I currently have an iOS iPhone application.

What i want to do , is make it universal so that i can target the iPad too.

What i did , was go to the target and change the iOS application target , from iPhone to universal.

Now when i run the application on my iPad , it automatically resizes all the views for the iPad.

However there are some views , with background pictures that dont look so good , cause i need to use higher resolution pictures or in general i should change some things in the iPad version.

Where are the iPad .nib files??? I mean , i only see the iPhone ones. When i run it on my iphone , these files are used. When i run it on my iPad everything is resized correctly , but where the hell are these .nib files?

The tutorials (pretty old) that i read , suggested that when you target the iPad too , new .nib files should be created exact copies for the ipad.
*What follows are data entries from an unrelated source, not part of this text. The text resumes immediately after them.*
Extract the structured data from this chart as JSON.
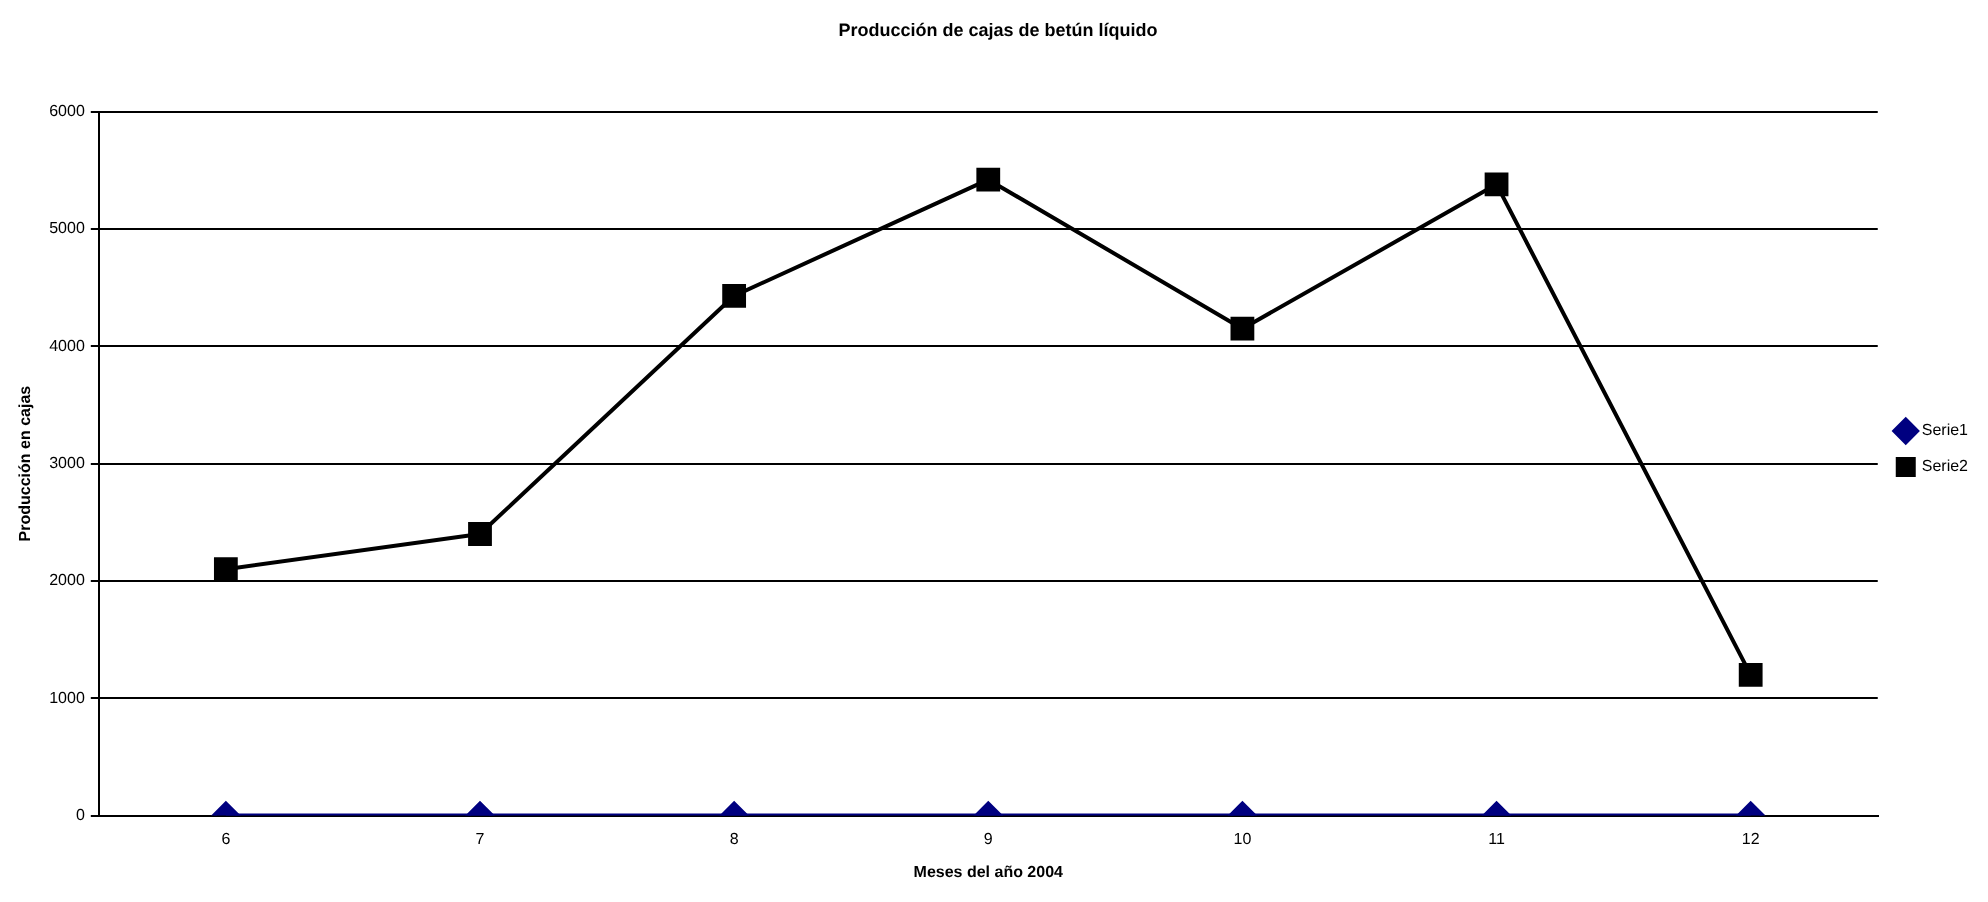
{
  "chart_data": {
    "type": "line",
    "title": "Producción de cajas de betún líquido",
    "xlabel": "Meses del año 2004",
    "ylabel": "Producción en cajas",
    "categories": [
      "6",
      "7",
      "8",
      "9",
      "10",
      "11",
      "12"
    ],
    "series": [
      {
        "name": "Serie1",
        "color": "#000080",
        "marker": "diamond",
        "values": [
          0,
          0,
          0,
          0,
          0,
          0,
          0
        ]
      },
      {
        "name": "Serie2",
        "color": "#000000",
        "marker": "square",
        "values": [
          2100,
          2400,
          4430,
          5420,
          4150,
          5380,
          1200
        ]
      }
    ],
    "ylim": [
      0,
      6000
    ],
    "yticks": [
      0,
      1000,
      2000,
      3000,
      4000,
      5000,
      6000
    ],
    "grid": "y",
    "legend": "right",
    "line_style": "solid"
  }
}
Why i dont see these files?

Was it helpful?

Solution

You can have iOS automatically load the right xib based on the extension, akin to how Retina graphics work. If your xib is named Awesome, and you want to convert it into having an iPhone and an iPad version (instead of being shared, rename it such that:

iPhone version:

Awesome~iphone

iPad version:

Awesome~ipad

Then, when you tell iOS to load Awesome, it'll pick which one to load based on the current platform automagically. No need for if statements in your code! You can still if you want, but it's not required.

Note: You might need to perform a clean after the rename! Sometimes some files stick around in the build when renamed.

OTHER TIPS

You will just need to make new .xib files and set them to the same class and you can init that viewController with a condition:

if (UI_USER_INTERFACE_IDIOM() == UIUserInterfaceIdiomPad)
{
     yourVC = [[YourViewController alloc] initWithNibName:"YourViewController_ipad" andBundle:nil];
}
else
{
    yourVC = [[YourViewController alloc] initWithNibName:"YourViewController" andBundle:nil];
}

Whenever possible you should try to use the same .xib but in a lot of cases it isn't possible to do that and look good so you just make a second. Xcode won't do it automatically for you.

Let's say that you have a class. We'll call it Two.

Here are the current files that make up the Two class.

Two.h
Two.m
Two.xib

Two.xib contains a UIView sized for the iPhone. In order to make a view sized for the iPad, you should create a new XIB file (name it Two_iPad.xib), connect the XIB to Two, resize the UIView in Two_iPad.xib for the iPad, and design accordingly.

When you are creating a new instance of Two, do the following.

Two *two;

if (UI_USER_INTERFACE_IDIOM() == UIUserInterfaceIdiomPad) {
    //they are using an iPad

    two = [[Two alloc] initWithNibName:@"Two_iPad" bundle:nil];

} else {
    //they are using an iPhone/iPod Touch

    two = [[Two alloc] initWithNibName:@"Two" bundle:nil];

}

You are creating a new instance of Two; however, you are checking which device the user has, and using the corresponding XIB file.